We purchased our tickets for Koh Samui, where we would leave our little plane for a ferry to continue our journey, at the Bangkok Airways desk for the princely sum of forty dollars. There was no need to book in advance, as our little plane was two thirds under occupied. We had a quick look round a rather boring, yet perfectly functional, airport before we were driven out to meet our little plane.
Once we were all aboard we were presented with refreshing wipes as the sun began its slow descent into the west. A moment later after a perfect take off the entire contingent of passengers was hypnotized by the sheer beauty of the famous Phang-Nga Bay where sheer limestone cliffs and islands loom from the sea like giant stalagmites. James Bond was probably the first to make the bay famous and the island where The Man With Golden Gun held court has been renamed in his honor.
Half an hour or so later we were treated to a light meal of sandwiches and fresh fruit by our ever-attentive crew as we feasted on the delights of Thailand's interior. Mountains, jungles and paddy fields were unfolded below us, like an Escher painting, seamlessly merging into an immense quilt. Although we had left the warm waters of the Andaman Sea behind us the equally warm and clear South China Sea was slowly unfurling itself below us shimmering in the slowly fading light.

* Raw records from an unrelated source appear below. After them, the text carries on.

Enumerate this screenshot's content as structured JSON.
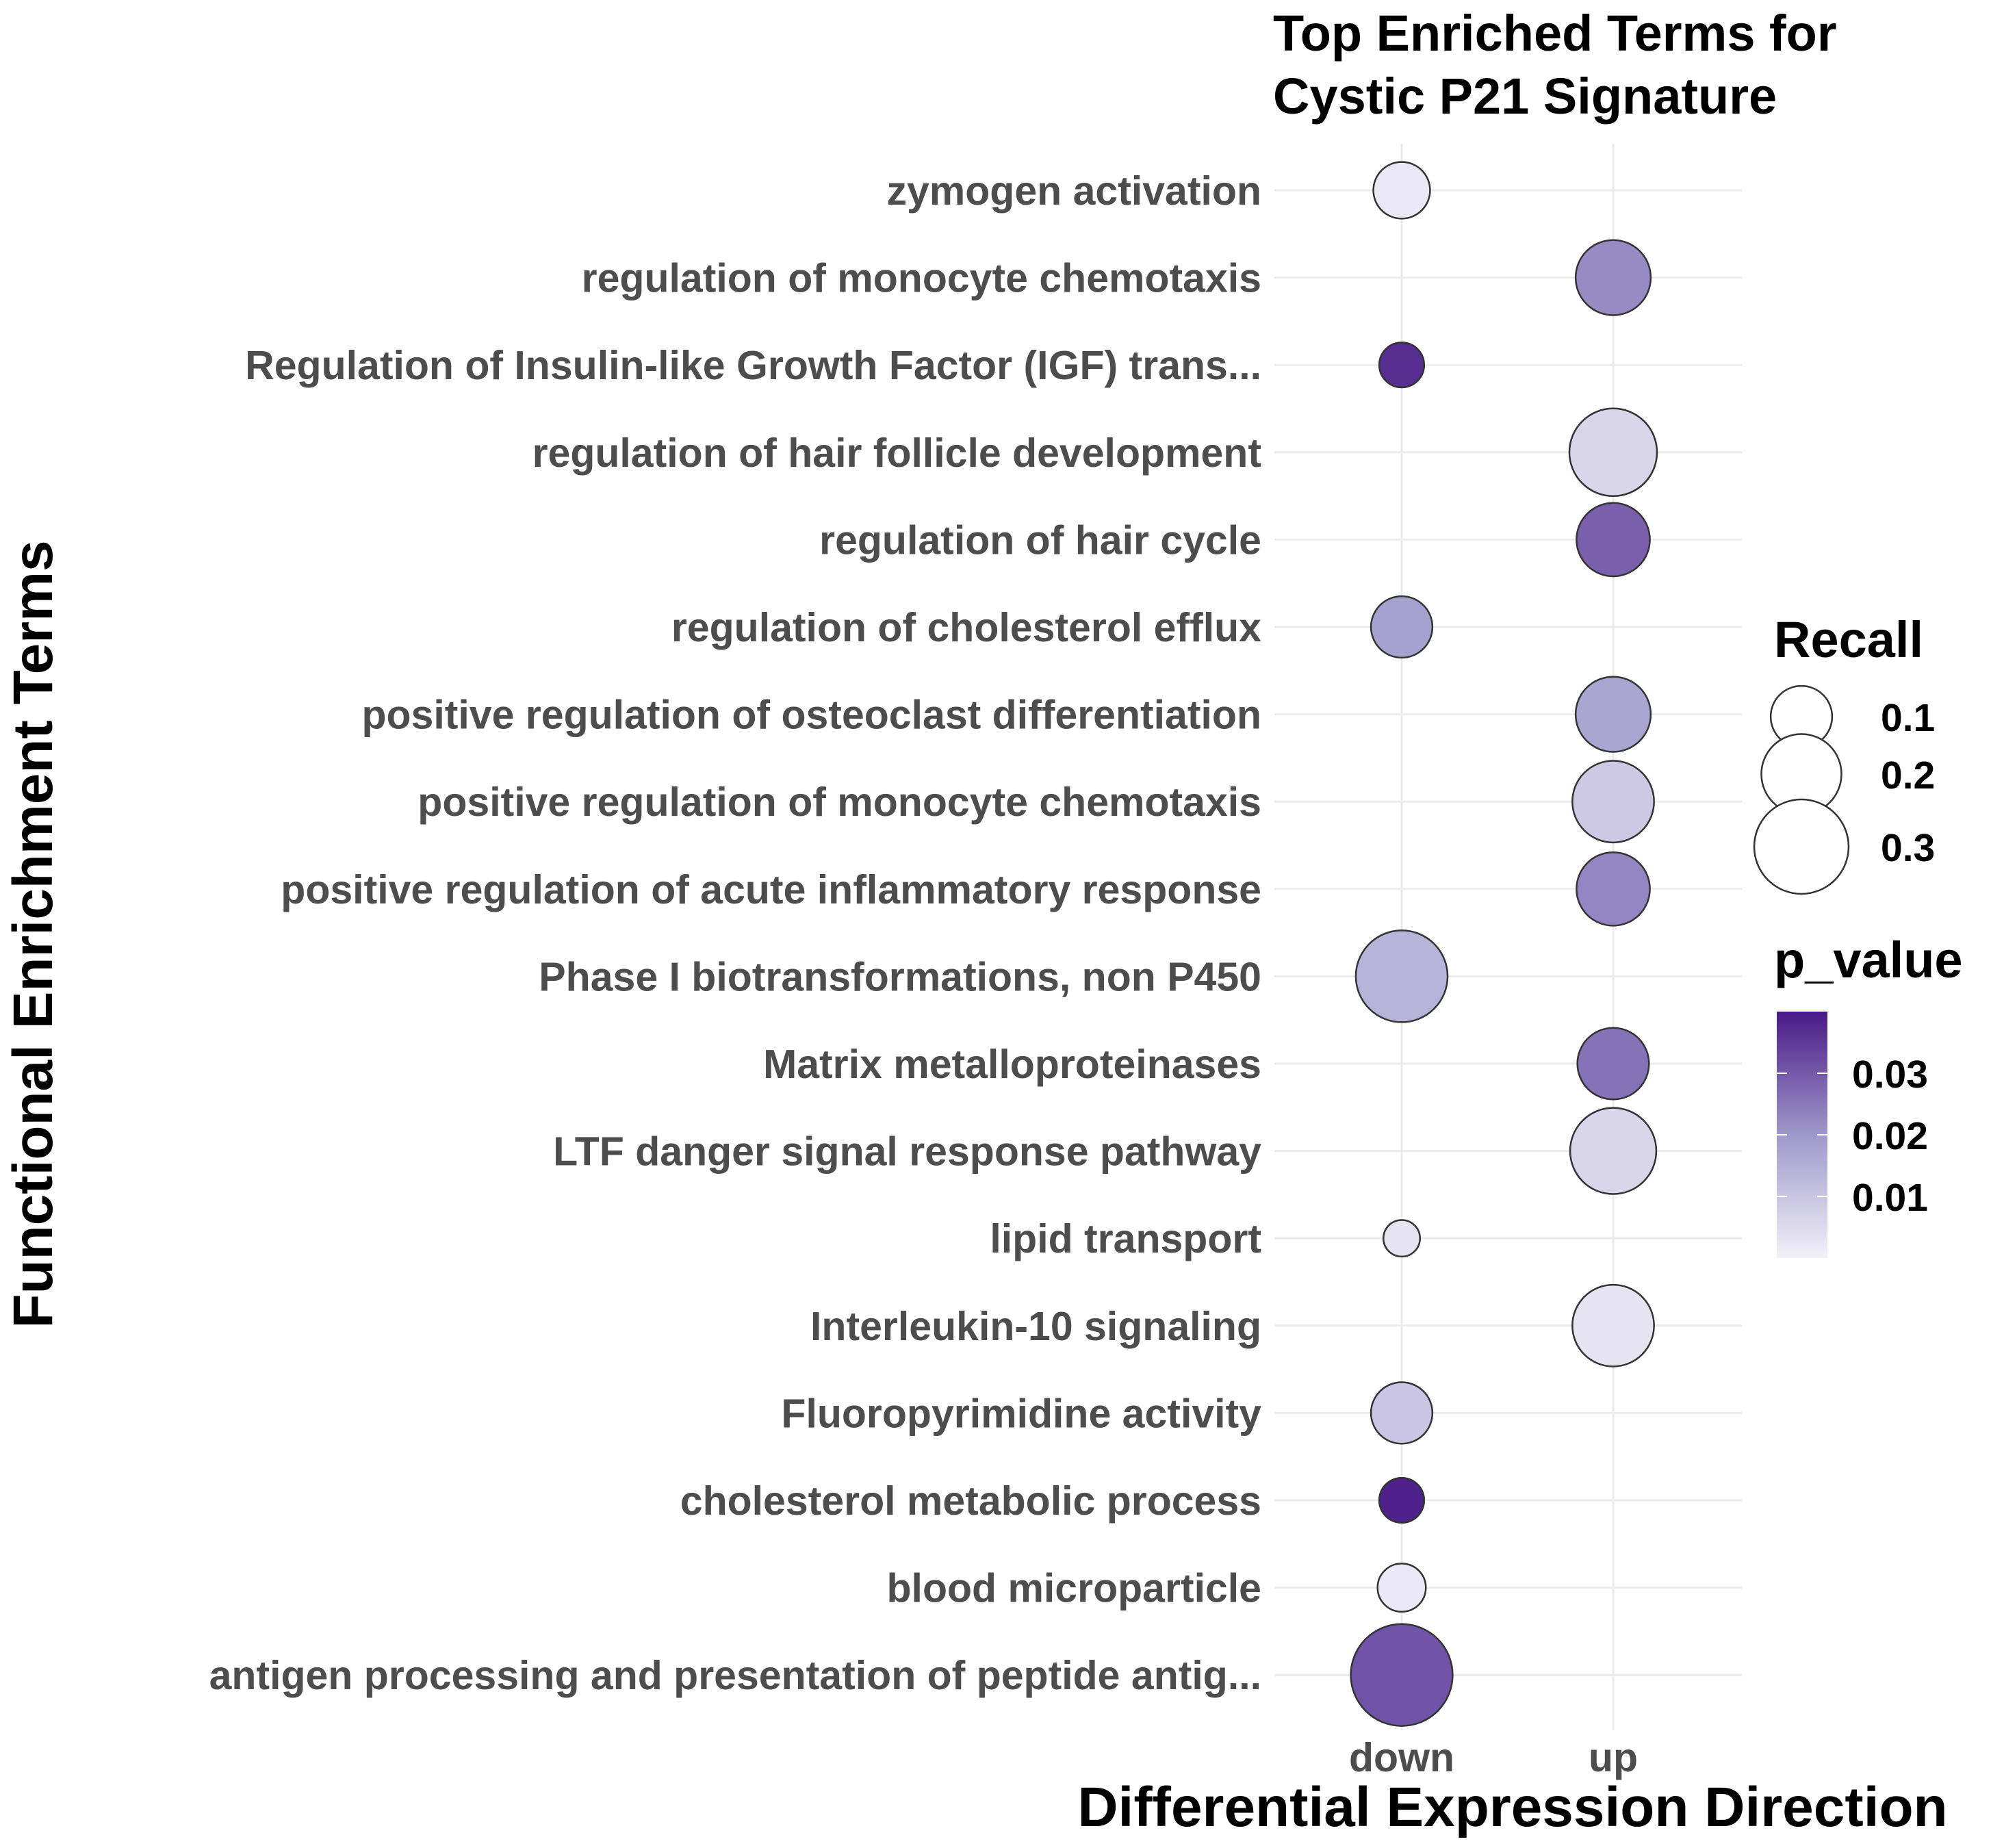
{
  "chart_data": {
    "type": "scatter",
    "title": "Top Enriched Terms for\nCystic P21 Signature",
    "xlabel": "Differential Expression Direction",
    "ylabel": "Functional Enrichment Terms",
    "x_categories": [
      "down",
      "up"
    ],
    "y_categories": [
      "zymogen activation",
      "regulation of monocyte chemotaxis",
      "Regulation of Insulin-like Growth Factor (IGF) trans...",
      "regulation of hair follicle development",
      "regulation of hair cycle",
      "regulation of cholesterol efflux",
      "positive regulation of osteoclast differentiation",
      "positive regulation of monocyte chemotaxis",
      "positive regulation of acute inflammatory response",
      "Phase I biotransformations, non P450",
      "Matrix metalloproteinases",
      "LTF danger signal response pathway",
      "lipid transport",
      "Interleukin-10 signaling",
      "Fluoropyrimidine activity",
      "cholesterol metabolic process",
      "blood microparticle",
      "antigen processing and presentation of peptide antig..."
    ],
    "points": [
      {
        "term": "zymogen activation",
        "direction": "down",
        "recall": 0.08,
        "p_value": 0.002
      },
      {
        "term": "regulation of monocyte chemotaxis",
        "direction": "up",
        "recall": 0.17,
        "p_value": 0.022
      },
      {
        "term": "Regulation of Insulin-like Growth Factor (IGF) trans...",
        "direction": "down",
        "recall": 0.04,
        "p_value": 0.037
      },
      {
        "term": "regulation of hair follicle development",
        "direction": "up",
        "recall": 0.25,
        "p_value": 0.006
      },
      {
        "term": "regulation of hair cycle",
        "direction": "up",
        "recall": 0.16,
        "p_value": 0.029
      },
      {
        "term": "regulation of cholesterol efflux",
        "direction": "down",
        "recall": 0.1,
        "p_value": 0.018
      },
      {
        "term": "positive regulation of osteoclast differentiation",
        "direction": "up",
        "recall": 0.17,
        "p_value": 0.017
      },
      {
        "term": "positive regulation of monocyte chemotaxis",
        "direction": "up",
        "recall": 0.21,
        "p_value": 0.009
      },
      {
        "term": "positive regulation of acute inflammatory response",
        "direction": "up",
        "recall": 0.16,
        "p_value": 0.023
      },
      {
        "term": "Phase I biotransformations, non P450",
        "direction": "down",
        "recall": 0.28,
        "p_value": 0.014
      },
      {
        "term": "Matrix metalloproteinases",
        "direction": "up",
        "recall": 0.15,
        "p_value": 0.026
      },
      {
        "term": "LTF danger signal response pathway",
        "direction": "up",
        "recall": 0.24,
        "p_value": 0.006
      },
      {
        "term": "lipid transport",
        "direction": "down",
        "recall": 0.02,
        "p_value": 0.003
      },
      {
        "term": "Interleukin-10 signaling",
        "direction": "up",
        "recall": 0.21,
        "p_value": 0.003
      },
      {
        "term": "Fluoropyrimidine activity",
        "direction": "down",
        "recall": 0.1,
        "p_value": 0.01
      },
      {
        "term": "cholesterol metabolic process",
        "direction": "down",
        "recall": 0.04,
        "p_value": 0.039
      },
      {
        "term": "blood microparticle",
        "direction": "down",
        "recall": 0.05,
        "p_value": 0.002
      },
      {
        "term": "antigen processing and presentation of peptide antig...",
        "direction": "down",
        "recall": 0.36,
        "p_value": 0.031
      }
    ],
    "legend": {
      "size_title": "Recall",
      "size_breaks": [
        0.1,
        0.2,
        0.3
      ],
      "size_labels": [
        "0.1",
        "0.2",
        "0.3"
      ],
      "color_title": "p_value",
      "color_breaks": [
        0.01,
        0.02,
        0.03
      ],
      "color_labels": [
        "0.01",
        "0.02",
        "0.03"
      ],
      "color_range": [
        0.0,
        0.04
      ],
      "placement": "right"
    },
    "colors": {
      "low": "#f2f1f8",
      "mid": "#9f98cb",
      "high": "#4a1a87",
      "grid": "#ebebeb",
      "point_stroke": "#333333"
    },
    "grid": true
  }
}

Now my girlfriend says I think too much and maybe she's right but I swear I heard a loud bang as we were beginning our descent to Koh Samui followed by a harsh announcement in Thai over the tannoy and the crew quickly bolted and strapped themselves into their seats as the engine on my left spluttered and coughed and seemed to give up. Quite how I was the only one in the plane to notice the chaos is still a mystery to me but any uneasy feelings involving the flight were swiftly dispelled as we touched down in, what I firmly believe to be, the greatest airport in the world.
Although I did see a team of orange boiler suited technicians frantically running towards our little plane as soon as we'd stopped moving. This proved to be about the only sign of activity to be seen at Koh Samui airport.
We were shuttled to the palm tree fringed terminal/thatched hut, in what could only have been an old carnival float, by a team of dread-locked Thai guys straight out of a Bacardi Advert. As our intrepid baggage handlers/reggae band unloaded our packs like each one was filled with nitroglycerin we were all busy doing pretty much nothing and when eventually they deposited them in a circle on the floor of our little terminal. I swear it must have taken twenty minutes before any of the passengers could be bothered to reclaim them. Everyone was simply too busy relaxing in the shade of our little hut watching the rays of the last light filtering through the palm trees like some expensive laser light show.
Personally I was contemplating whether or not I'd just spent the best forty bucks of my life and, whilst wondering, had decided that, whatever happens after I die, my last flight will be from Koh Samui airport, probably the greatest airport in the world.